As researchers from North Carolina State University and Brigham Young University have discovered, the largest aquiline nose of the Late Cretaceous period most certainly belonged to Rhinorex condrupus, a gentle giant of the duck-billed dino family, or hadrosaurs, that perused estuaries of ancient North America looking for plants and algae to slurp up.
Instead of a giant crest on its noggin, as many hadrosaurs possess, Rhinorex was graced with giant nose. The rest of the dinosaur's body was pretty big too, stretching 30 feet in length and weighing more than 8,500 pounds.
Paleontologists found remains of Rhinorex in a museum in the collection of the North Carolina Museum of Natural Sciences. It was first unearthed from Utah's Neslen formation, but the fossils had primarily been studied from the well-preserved skin impressions and had not been completely removed from the bedrock and reconstructed.
When N.C. State researcher Terry Gates and colleague Rodney Sheetz, from the Brigham Young Museum of Paleontology, decided to do so, they realized they had a new species on their hands.
"We had almost the entire skull, which was wonderful," Gates said, "but the preparation was very difficult. It took two years to dig the fossil out of the sandstone it was embedded in -- it was like digging a dinosaur skull out of a concrete driveway."
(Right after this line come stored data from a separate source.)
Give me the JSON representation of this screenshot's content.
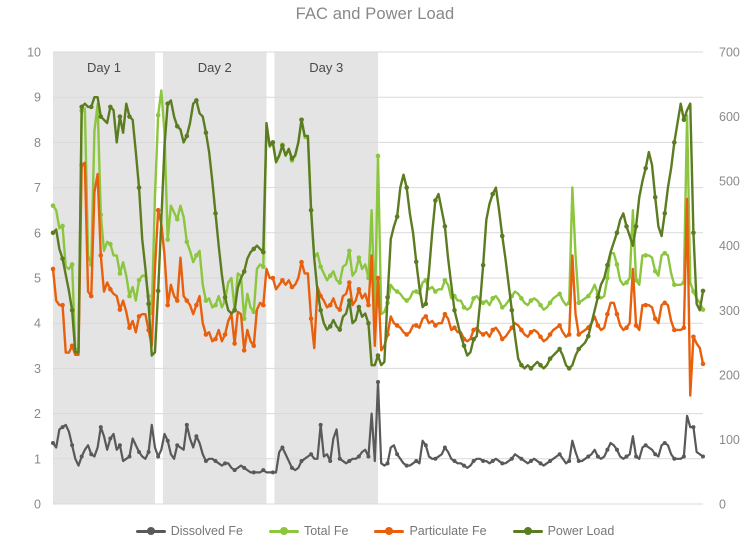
{
  "chart": {
    "title": "FAC and Power Load",
    "title_color": "#888888"
  },
  "axes": {
    "left": {
      "ticks": [
        "0",
        "1",
        "2",
        "3",
        "4",
        "5",
        "6",
        "7",
        "8",
        "9",
        "10"
      ],
      "min": 0,
      "max": 10,
      "step": 1
    },
    "right": {
      "ticks": [
        "0",
        "100",
        "200",
        "300",
        "400",
        "500",
        "600",
        "700"
      ],
      "min": 0,
      "max": 700,
      "step": 100
    }
  },
  "bands": [
    {
      "label": "Day 1",
      "x_start": 0,
      "x_end": 32
    },
    {
      "label": "Day 2",
      "x_start": 34.5,
      "x_end": 67
    },
    {
      "label": "Day 3",
      "x_start": 69.5,
      "x_end": 102
    }
  ],
  "band_color": "#e4e4e4",
  "legend": {
    "position": "bottom",
    "items": [
      {
        "label": "Dissolved Fe",
        "color": "#595959"
      },
      {
        "label": "Total Fe",
        "color": "#8CC63E"
      },
      {
        "label": "Particulate Fe",
        "color": "#E8600D"
      },
      {
        "label": "Power Load",
        "color": "#5C7C22"
      }
    ]
  },
  "chart_data": {
    "type": "line",
    "title": "FAC and Power Load",
    "xlabel": "",
    "ylabel": "",
    "ylim": [
      0,
      10
    ],
    "y2lim": [
      0,
      700
    ],
    "grid": true,
    "legend_position": "bottom",
    "annotations": [
      "Day 1",
      "Day 2",
      "Day 3"
    ],
    "series": [
      {
        "name": "Total Fe",
        "color": "#8CC63E",
        "axis": "left",
        "values": [
          6.6,
          6.5,
          6.1,
          6.15,
          5.25,
          5.2,
          5.3,
          3.4,
          3.45,
          8.7,
          8.75,
          5.5,
          5.3,
          8.25,
          8.85,
          6.4,
          5.6,
          5.8,
          5.75,
          5.5,
          5.5,
          5.1,
          5.35,
          5.05,
          4.6,
          4.8,
          4.5,
          4.95,
          5.05,
          5.05,
          4.6,
          4.2,
          6.8,
          8.6,
          9.15,
          8.2,
          5.85,
          6.6,
          6.45,
          6.3,
          6.6,
          6.35,
          5.8,
          5.6,
          5.35,
          5.5,
          5.6,
          4.85,
          4.5,
          4.55,
          4.35,
          4.4,
          4.6,
          4.35,
          4.5,
          4.9,
          5.0,
          4.3,
          5.1,
          5.05,
          4.1,
          4.65,
          4.35,
          4.25,
          5.2,
          5.3,
          5.25,
          8.35,
          7.9,
          8.0,
          7.55,
          7.7,
          7.95,
          7.7,
          7.85,
          7.6,
          7.7,
          8.0,
          8.5,
          8.1,
          8.1,
          6.5,
          5.45,
          5.55,
          5.25,
          5.1,
          4.95,
          5.05,
          5.15,
          4.95,
          4.9,
          5.25,
          5.3,
          5.6,
          5.05,
          5.15,
          5.45,
          5.2,
          5.3,
          5.0,
          6.5,
          4.2,
          7.7,
          4.2,
          4.25,
          4.45,
          4.85,
          4.75,
          4.7,
          4.65,
          4.55,
          4.5,
          4.55,
          4.7,
          4.7,
          4.65,
          4.9,
          4.95,
          4.75,
          4.8,
          4.7,
          4.75,
          4.75,
          4.95,
          4.85,
          4.55,
          4.6,
          4.5,
          4.5,
          4.35,
          4.3,
          4.35,
          4.55,
          4.6,
          4.5,
          4.45,
          4.5,
          4.4,
          4.55,
          4.6,
          4.5,
          4.35,
          4.4,
          4.5,
          4.6,
          4.7,
          4.65,
          4.55,
          4.45,
          4.4,
          4.5,
          4.55,
          4.5,
          4.4,
          4.3,
          4.35,
          4.45,
          4.55,
          4.6,
          4.65,
          4.5,
          4.4,
          4.45,
          7.0,
          5.5,
          4.45,
          4.5,
          4.55,
          4.6,
          4.7,
          4.85,
          4.65,
          4.55,
          4.6,
          5.0,
          5.55,
          5.55,
          5.3,
          4.95,
          4.85,
          4.9,
          5.0,
          6.5,
          4.95,
          4.85,
          5.5,
          5.5,
          5.5,
          5.45,
          5.15,
          5.05,
          5.5,
          5.55,
          5.5,
          5.1,
          4.85,
          4.85,
          4.85,
          4.9,
          8.6,
          4.9,
          4.7,
          4.55,
          4.45,
          4.3
        ]
      },
      {
        "name": "Particulate Fe",
        "color": "#E8600D",
        "axis": "left",
        "values": [
          5.2,
          4.5,
          4.4,
          4.4,
          3.35,
          3.35,
          3.5,
          3.3,
          3.3,
          7.5,
          7.55,
          4.7,
          4.6,
          6.9,
          7.3,
          5.5,
          4.7,
          4.9,
          4.75,
          4.65,
          4.6,
          4.3,
          4.5,
          4.25,
          3.9,
          4.05,
          3.8,
          4.15,
          4.2,
          4.2,
          3.85,
          3.5,
          5.2,
          6.5,
          6.2,
          5.5,
          4.4,
          4.85,
          4.6,
          4.5,
          5.45,
          4.6,
          4.5,
          4.4,
          4.2,
          4.4,
          4.6,
          4.0,
          3.75,
          3.8,
          3.6,
          3.65,
          3.85,
          3.6,
          3.75,
          4.05,
          4.2,
          3.55,
          4.25,
          4.2,
          3.4,
          3.85,
          3.6,
          3.5,
          4.3,
          4.45,
          4.4,
          5.2,
          5.0,
          5.0,
          4.75,
          4.85,
          4.95,
          4.85,
          4.95,
          4.8,
          4.85,
          5.0,
          5.35,
          5.1,
          5.1,
          4.1,
          3.45,
          4.8,
          4.6,
          4.5,
          4.35,
          4.4,
          4.55,
          4.35,
          4.3,
          4.6,
          4.65,
          4.9,
          4.4,
          4.5,
          4.75,
          4.55,
          4.65,
          4.4,
          5.5,
          3.5,
          5.0,
          3.4,
          3.5,
          3.75,
          4.15,
          4.0,
          3.95,
          3.9,
          3.8,
          3.75,
          3.8,
          3.95,
          3.95,
          3.9,
          4.1,
          4.15,
          4.0,
          4.05,
          3.95,
          4.0,
          4.0,
          4.2,
          4.1,
          3.85,
          3.9,
          3.8,
          3.8,
          3.65,
          3.6,
          3.65,
          3.85,
          3.9,
          3.8,
          3.75,
          3.8,
          3.7,
          3.85,
          3.9,
          3.8,
          3.65,
          3.7,
          3.8,
          3.9,
          4.0,
          3.95,
          3.85,
          3.75,
          3.7,
          3.8,
          3.85,
          3.8,
          3.7,
          3.6,
          3.65,
          3.75,
          3.85,
          3.9,
          3.95,
          3.8,
          3.7,
          3.75,
          5.5,
          4.2,
          3.75,
          3.8,
          3.85,
          3.9,
          4.0,
          4.15,
          3.95,
          3.85,
          3.9,
          4.2,
          4.45,
          4.45,
          4.2,
          3.95,
          3.85,
          3.9,
          4.0,
          5.2,
          3.95,
          3.85,
          4.4,
          4.4,
          4.4,
          4.35,
          4.1,
          4.0,
          4.4,
          4.45,
          4.4,
          4.05,
          3.85,
          3.85,
          3.85,
          3.9,
          6.75,
          2.4,
          3.7,
          3.55,
          3.45,
          3.1
        ]
      },
      {
        "name": "Power Load",
        "color": "#5C7C22",
        "axis": "right",
        "values": [
          420,
          425,
          395,
          380,
          355,
          330,
          300,
          235,
          235,
          615,
          620,
          615,
          615,
          630,
          630,
          600,
          595,
          590,
          615,
          610,
          560,
          600,
          575,
          620,
          600,
          595,
          545,
          490,
          410,
          365,
          310,
          230,
          235,
          330,
          440,
          555,
          620,
          625,
          600,
          585,
          580,
          560,
          570,
          590,
          620,
          625,
          605,
          600,
          575,
          545,
          500,
          450,
          400,
          355,
          320,
          300,
          295,
          300,
          335,
          350,
          360,
          380,
          390,
          395,
          400,
          395,
          390,
          590,
          555,
          560,
          530,
          540,
          555,
          540,
          550,
          535,
          540,
          560,
          595,
          570,
          570,
          455,
          380,
          330,
          300,
          280,
          270,
          275,
          285,
          275,
          270,
          290,
          295,
          315,
          280,
          285,
          305,
          290,
          295,
          280,
          215,
          215,
          230,
          215,
          220,
          320,
          410,
          430,
          445,
          490,
          510,
          490,
          450,
          420,
          375,
          335,
          305,
          310,
          360,
          420,
          470,
          480,
          455,
          430,
          380,
          340,
          300,
          280,
          260,
          245,
          230,
          235,
          255,
          260,
          310,
          370,
          440,
          465,
          480,
          490,
          455,
          415,
          380,
          340,
          300,
          260,
          225,
          215,
          210,
          215,
          210,
          215,
          220,
          215,
          210,
          215,
          225,
          230,
          235,
          240,
          230,
          215,
          210,
          215,
          230,
          240,
          245,
          250,
          260,
          280,
          300,
          320,
          340,
          350,
          370,
          390,
          405,
          420,
          440,
          450,
          430,
          415,
          400,
          430,
          475,
          500,
          520,
          545,
          525,
          475,
          430,
          415,
          450,
          490,
          520,
          560,
          590,
          620,
          595,
          610,
          620,
          420,
          310,
          300,
          330
        ]
      },
      {
        "name": "Dissolved Fe",
        "color": "#595959",
        "axis": "left",
        "values": [
          1.35,
          1.25,
          1.65,
          1.7,
          1.75,
          1.6,
          1.3,
          1.0,
          0.85,
          1.05,
          1.2,
          1.3,
          1.1,
          1.05,
          1.25,
          1.7,
          1.5,
          1.2,
          1.45,
          1.55,
          1.2,
          1.3,
          0.95,
          1.0,
          1.05,
          1.45,
          1.3,
          1.15,
          1.05,
          1.0,
          1.15,
          1.75,
          1.25,
          1.05,
          1.2,
          1.55,
          1.4,
          1.1,
          1.0,
          1.3,
          1.25,
          1.2,
          1.75,
          1.45,
          1.25,
          1.5,
          1.35,
          1.1,
          0.95,
          1.0,
          1.0,
          0.95,
          0.9,
          0.85,
          0.9,
          0.9,
          0.8,
          0.75,
          0.8,
          0.85,
          0.8,
          0.75,
          0.7,
          0.7,
          0.7,
          0.7,
          0.75,
          0.7,
          0.7,
          0.7,
          0.7,
          1.15,
          1.25,
          1.1,
          0.95,
          0.8,
          0.75,
          0.8,
          0.95,
          1.0,
          1.05,
          1.1,
          1.0,
          1.0,
          1.75,
          1.05,
          1.1,
          0.95,
          1.45,
          1.65,
          1.0,
          0.95,
          0.9,
          0.95,
          1.0,
          1.0,
          1.05,
          1.15,
          1.2,
          1.05,
          2.0,
          0.95,
          2.7,
          0.9,
          0.85,
          0.9,
          1.25,
          1.3,
          1.1,
          1.0,
          0.9,
          0.85,
          0.85,
          0.9,
          0.95,
          0.9,
          1.4,
          1.3,
          1.05,
          1.0,
          1.0,
          1.05,
          1.1,
          1.25,
          1.15,
          1.0,
          0.95,
          0.9,
          0.9,
          0.85,
          0.8,
          0.85,
          0.95,
          1.0,
          1.0,
          0.95,
          0.95,
          0.9,
          0.95,
          1.0,
          0.95,
          0.9,
          0.9,
          0.95,
          1.0,
          1.1,
          1.05,
          1.0,
          0.95,
          0.9,
          0.95,
          1.0,
          0.95,
          0.9,
          0.85,
          0.9,
          0.95,
          1.0,
          1.05,
          1.1,
          1.0,
          0.9,
          0.95,
          1.4,
          1.15,
          0.95,
          0.95,
          1.0,
          1.05,
          1.1,
          1.2,
          1.05,
          1.0,
          1.05,
          1.2,
          1.35,
          1.3,
          1.2,
          1.05,
          1.0,
          1.05,
          1.1,
          1.5,
          1.05,
          1.0,
          1.25,
          1.3,
          1.25,
          1.2,
          1.1,
          1.05,
          1.3,
          1.35,
          1.3,
          1.1,
          1.0,
          1.0,
          1.0,
          1.05,
          1.95,
          1.7,
          1.7,
          1.15,
          1.1,
          1.05
        ]
      }
    ]
  }
}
"We've found other hadrosaurs from the same time period but located about 200 miles farther south that are adapted to a different environment," Gates explained. "This discovery gives us a geographic snapshot of the Cretaceous, and helps us place contemporary species in their correct time and place. Rhinorex also helps us further fill in the hadrosaur family tree."
As to why Rhinorex had such a large nose, researchers aren't yet sure. Gates say that most other hadrosaurs didn't have a very good sense of smell.
"Maybe the nose was used as a means of attracting mates, recognizing members of its species, or even as a large attachment for a plant-smashing beak, Gates said. "We are already sniffing out answers to these questions."
The discovery is detailed in the Journal of Systematic Paleontology.